Setelah penyerangan itu, Hamdan dipaksa untuk menaiki ambulans yang ia panggil, tetapi tentara Israel dilaporkan merangsek masuk dan membawanya pergi. Hingga saat ini, tidak ada informasi lebih lanjut mengenai keberadaan Hamdan setelah insiden tersebut. Penangkapan ini merupakan bagian dari pola kekerasan yang dialami oleh sutradara dan kru film “No Other Land”, di mana sebelumnya Basel Adra, sutradara lainnya, melaporkan hal serupa di bulan Februari. Ia juga dikepung dan diserang oleh pemukim Israel bertopeng.
Keberadaan “No Other Land” sebagai film yang menyoroti realitas kehidupan di wilayah konflik, membuat para pembuat filmnya sering kali menjadi target. Penyerangan yang menimpa Hamdan Ballal bukan hanya merupakan isu individu, tetapi juga mencerminkan ketegangan yang terus menerus terjadi antara pemukim Israel dan warga Palestina, terutama di area dengan sejarah panjang konflik.
Berdasarkan informasi yang diperoleh, penyerangan semacam ini menunjukkan kompleksitas situasi di wilayah pendudukan Palestina. Aktivis-aktivis yang menyaksikan serangan tersebut menggarisbawahi bahwa tindakan kekerasan terhadap individu yang menyuarakan pandangan berbeda harus menjadi perhatian utama masyarakat internasional. Dalam konteks ini, film “No Other Land” diharapkan bisa membuka dialog dan meningkatkan kesadaran mengenai dampak konflik terhadap kehidupan sehari-hari masyarakat Palestina dan para pembuat film seperti Hamdan Ballal.

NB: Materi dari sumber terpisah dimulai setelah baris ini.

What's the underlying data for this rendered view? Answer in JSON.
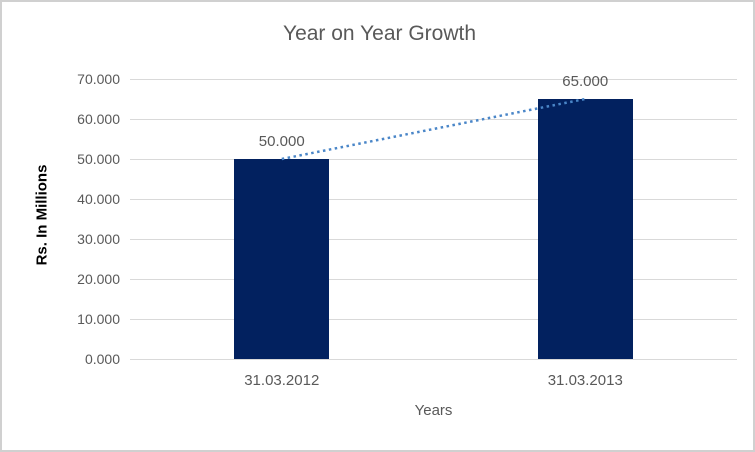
{
  "chart_data": {
    "type": "bar",
    "title": "Year on Year Growth",
    "categories": [
      "31.03.2012",
      "31.03.2013"
    ],
    "values": [
      50.0,
      65.0
    ],
    "data_labels": [
      "50.000",
      "65.000"
    ],
    "xlabel": "Years",
    "ylabel": "Rs. In Millions",
    "ylim": [
      0,
      70
    ],
    "ytick_step": 10,
    "ytick_labels": [
      "0.000",
      "10.000",
      "20.000",
      "30.000",
      "40.000",
      "50.000",
      "60.000",
      "70.000"
    ],
    "grid": true,
    "legend": "none",
    "trendline": {
      "style": "dotted",
      "connects": "bar tops"
    },
    "colors": {
      "bar": "#02215f",
      "trendline": "#4a86c8",
      "gridline": "#d9d9d9",
      "text": "#595959",
      "axis_title_text": "#000000",
      "frame_border": "#d0d0d0",
      "background": "#ffffff"
    }
  }
}
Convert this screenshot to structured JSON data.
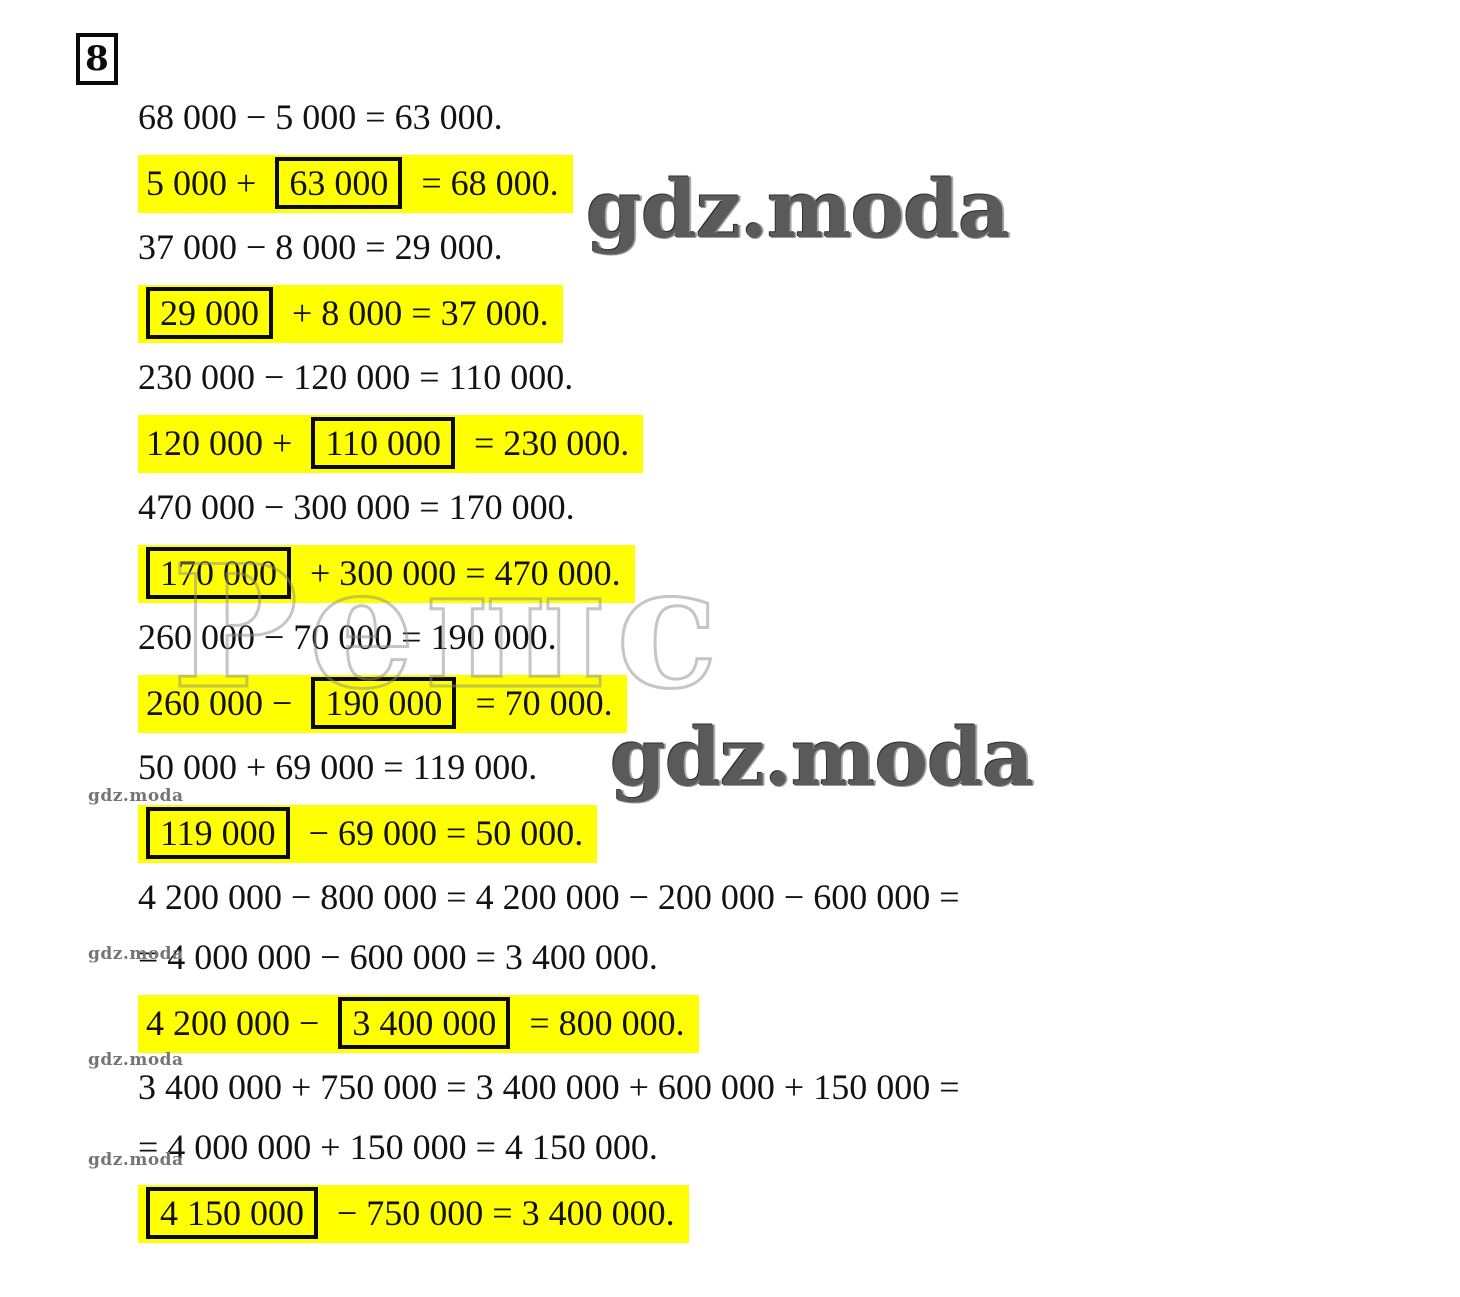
{
  "page_type": "math-solution-worksheet",
  "task": {
    "number": "8"
  },
  "colors": {
    "background": "#ffffff",
    "text": "#121212",
    "highlight": "#ffff00",
    "answer_box_border": "#0a0a0a",
    "watermark_gray": "#5a5a5a",
    "outline_watermark_gray": "#8c8c8c"
  },
  "watermark": {
    "big_text": "gdz.moda",
    "small_text": "gdz.moda",
    "outline_text": "Решс"
  },
  "lines": [
    {
      "type": "plain",
      "text": "68 000 − 5 000 = 63 000."
    },
    {
      "type": "highlight",
      "pre": "5 000 + ",
      "boxed": "63 000",
      "post": " = 68 000."
    },
    {
      "type": "plain",
      "text": "37 000 − 8 000 = 29 000."
    },
    {
      "type": "highlight",
      "pre": "",
      "boxed": "29 000",
      "post": " + 8 000 = 37 000."
    },
    {
      "type": "plain",
      "text": "230 000 − 120 000 = 110 000."
    },
    {
      "type": "highlight",
      "pre": "120 000 + ",
      "boxed": "110 000",
      "post": " = 230 000."
    },
    {
      "type": "plain",
      "text": "470 000 − 300 000 = 170 000."
    },
    {
      "type": "highlight",
      "pre": "",
      "boxed": "170 000",
      "post": " + 300 000 = 470 000."
    },
    {
      "type": "plain",
      "text": "260 000 − 70 000 = 190 000."
    },
    {
      "type": "highlight",
      "pre": "260 000 − ",
      "boxed": "190 000",
      "post": " = 70 000."
    },
    {
      "type": "plain",
      "text": "50 000 + 69 000 = 119 000."
    },
    {
      "type": "highlight",
      "pre": "",
      "boxed": "119 000",
      "post": " − 69 000 = 50 000."
    },
    {
      "type": "plain",
      "text": "4 200 000 − 800 000 = 4 200 000 − 200 000 − 600 000 ="
    },
    {
      "type": "plain",
      "text": "= 4 000 000 − 600 000 = 3 400 000."
    },
    {
      "type": "highlight",
      "pre": "4 200 000 − ",
      "boxed": "3 400 000",
      "post": " = 800 000."
    },
    {
      "type": "plain",
      "text": "3 400 000 + 750 000 = 3 400 000 + 600 000 + 150 000 ="
    },
    {
      "type": "plain",
      "text": "= 4 000 000 + 150 000 = 4 150 000."
    },
    {
      "type": "highlight",
      "pre": "",
      "boxed": "4 150 000",
      "post": " − 750 000 = 3 400 000."
    }
  ]
}
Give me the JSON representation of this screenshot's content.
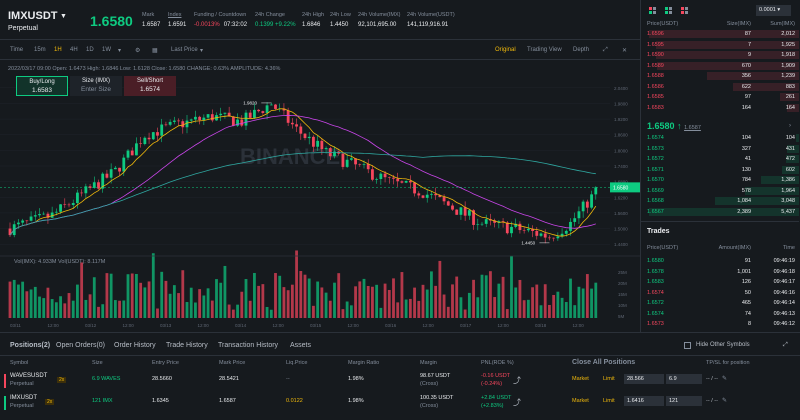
{
  "header": {
    "symbol": "IMXUSDT",
    "contract_type": "Perpetual",
    "last_price": "1.6580",
    "stats": [
      {
        "label": "Mark",
        "value": "1.6587",
        "color": "#eaecef"
      },
      {
        "label": "Index",
        "value": "1.6591",
        "color": "#eaecef"
      },
      {
        "label": "Funding / Countdown",
        "value": "-0.0013%",
        "value2": "07:32:02",
        "color": "#f6465d"
      },
      {
        "label": "24h Change",
        "value": "0.1399 +9.22%",
        "color": "#0ecb81"
      },
      {
        "label": "24h High",
        "value": "1.6846",
        "color": "#eaecef"
      },
      {
        "label": "24h Low",
        "value": "1.4450",
        "color": "#eaecef"
      },
      {
        "label": "24h Volume(IMX)",
        "value": "92,101,695.00",
        "color": "#eaecef"
      },
      {
        "label": "24h Volume(USDT)",
        "value": "141,119,916.91",
        "color": "#eaecef"
      }
    ]
  },
  "toolbar": {
    "left": [
      "Time",
      "15m",
      "1H",
      "4H",
      "1D",
      "1W"
    ],
    "active_interval": "1H",
    "last_price_label": "Last Price",
    "views": [
      "Original",
      "Trading View",
      "Depth"
    ]
  },
  "chart": {
    "ohlc_line": "2022/03/17 09:00  Open: 1.6473  High: 1.6846  Low: 1.6128  Close: 1.6580  CHANGE: 0.63%  AMPLITUDE: 4.36%",
    "buy_label": "Buy/Long",
    "buy_price": "1.6583",
    "size_label": "Size (IMX)",
    "size_placeholder": "Enter Size",
    "sell_label": "Sell/Short",
    "sell_price": "1.6574",
    "high_marker": "1.9820",
    "low_marker": "1.4450",
    "current_price_tag": "1.6580",
    "vol_header": "Vol(IMX): 4.933M  Vol(USDT): 8.117M",
    "price_ticks": [
      "2.0400",
      "1.9800",
      "1.9200",
      "1.8600",
      "1.8000",
      "1.7400",
      "1.6800",
      "1.6200",
      "1.5600",
      "1.5000",
      "1.4400"
    ],
    "vol_ticks": [
      "25M",
      "20M",
      "15M",
      "10M",
      "5M"
    ],
    "x_ticks": [
      "03/11",
      "12:00",
      "03/12",
      "12:00",
      "03/13",
      "12:00",
      "03/14",
      "12:00",
      "03/15",
      "12:00",
      "03/16",
      "12:00",
      "03/17",
      "12:00",
      "03/18",
      "12:00"
    ],
    "watermark": "BINANCE"
  },
  "chart_data": {
    "type": "candlestick",
    "x_range": [
      "03/11",
      "03/17 09:00"
    ],
    "ylim": [
      1.41,
      2.07
    ],
    "last_close": 1.658,
    "high": 1.982,
    "low": 1.445,
    "candles": 140
  },
  "orderbook": {
    "tick_size": "0.0001",
    "headers": [
      "Price(USDT)",
      "Size(IMX)",
      "Sum(IMX)"
    ],
    "asks": [
      [
        "1.6596",
        "87",
        "2,012"
      ],
      [
        "1.6595",
        "7",
        "1,925"
      ],
      [
        "1.6590",
        "9",
        "1,918"
      ],
      [
        "1.6589",
        "670",
        "1,909"
      ],
      [
        "1.6588",
        "356",
        "1,239"
      ],
      [
        "1.6586",
        "622",
        "883"
      ],
      [
        "1.6585",
        "97",
        "261"
      ],
      [
        "1.6583",
        "164",
        "164"
      ]
    ],
    "mid_price": "1.6580",
    "mid_arrow": "↑",
    "mid_mark": "1.6587",
    "bids": [
      [
        "1.6574",
        "104",
        "104"
      ],
      [
        "1.6573",
        "327",
        "431"
      ],
      [
        "1.6572",
        "41",
        "472"
      ],
      [
        "1.6571",
        "130",
        "602"
      ],
      [
        "1.6570",
        "784",
        "1,386"
      ],
      [
        "1.6569",
        "578",
        "1,964"
      ],
      [
        "1.6568",
        "1,084",
        "3,048"
      ],
      [
        "1.6567",
        "2,389",
        "5,437"
      ]
    ]
  },
  "trades": {
    "title": "Trades",
    "headers": [
      "Price(USDT)",
      "Amount(IMX)",
      "Time"
    ],
    "rows": [
      [
        "1.6580",
        "91",
        "09:46:19",
        "green"
      ],
      [
        "1.6578",
        "1,001",
        "09:46:18",
        "green"
      ],
      [
        "1.6583",
        "126",
        "09:46:17",
        "green"
      ],
      [
        "1.6574",
        "50",
        "09:46:16",
        "red"
      ],
      [
        "1.6572",
        "465",
        "09:46:14",
        "green"
      ],
      [
        "1.6574",
        "74",
        "09:46:13",
        "green"
      ],
      [
        "1.6573",
        "8",
        "09:46:12",
        "red"
      ]
    ]
  },
  "positions": {
    "tabs": [
      "Positions(2)",
      "Open Orders(0)",
      "Order History",
      "Trade History",
      "Transaction History",
      "Assets"
    ],
    "hide_other_symbols": "Hide Other Symbols",
    "columns": [
      "Symbol",
      "Size",
      "Entry Price",
      "Mark Price",
      "Liq.Price",
      "Margin Ratio",
      "Margin",
      "PNL(ROE %)",
      "Close All Positions",
      "TP/SL for position"
    ],
    "rows": [
      {
        "symbol": "WAVESUSDT",
        "type": "Perpetual",
        "leverage": "2x",
        "size": "6.9 WAVES",
        "entry": "28.5660",
        "mark": "28.5421",
        "liq": "--",
        "margin_ratio": "1.98%",
        "margin": "98.67 USDT",
        "margin_mode": "(Cross)",
        "pnl": "-0.16 USDT",
        "roe": "(-0.24%)",
        "pnl_color": "#f6465d",
        "market": "Market",
        "limit": "Limit",
        "price_input": "28.566",
        "qty_input": "6.9",
        "tpsl": "-- / --"
      },
      {
        "symbol": "IMXUSDT",
        "type": "Perpetual",
        "leverage": "2x",
        "size": "121 IMX",
        "entry": "1.6345",
        "mark": "1.6587",
        "liq": "0.0122",
        "margin_ratio": "1.98%",
        "margin": "100.35 USDT",
        "margin_mode": "(Cross)",
        "pnl": "+2.84 USDT",
        "roe": "(+2.83%)",
        "pnl_color": "#0ecb81",
        "market": "Market",
        "limit": "Limit",
        "price_input": "1.6416",
        "qty_input": "121",
        "tpsl": "-- / --"
      }
    ]
  },
  "colors": {
    "up": "#0ecb81",
    "down": "#f6465d",
    "accent": "#f0b90b",
    "bg": "#161a1e"
  }
}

Insiden ini menggugah kepedulian mengenai perlindungan terhadap hak asasi manusia dan kebebasan berekspresi di wilayah yang dilanda konflik. Dengan situasi yang masih belum jelas mengenai nasib Hamdan Ballal, banyak pihak menyerukan aksi solidaritas dan penegakan hukum untuk mencegah kejadian serupa di masa mendatang. Keterlibatan masyarakat internasional dalam menanggapi insiden ini diharapkan dapat membantu menciptakan ruang yang lebih aman bagi seniman dan pembuat film yang berani menyuarakan kebenaran dalam karya-karya mereka.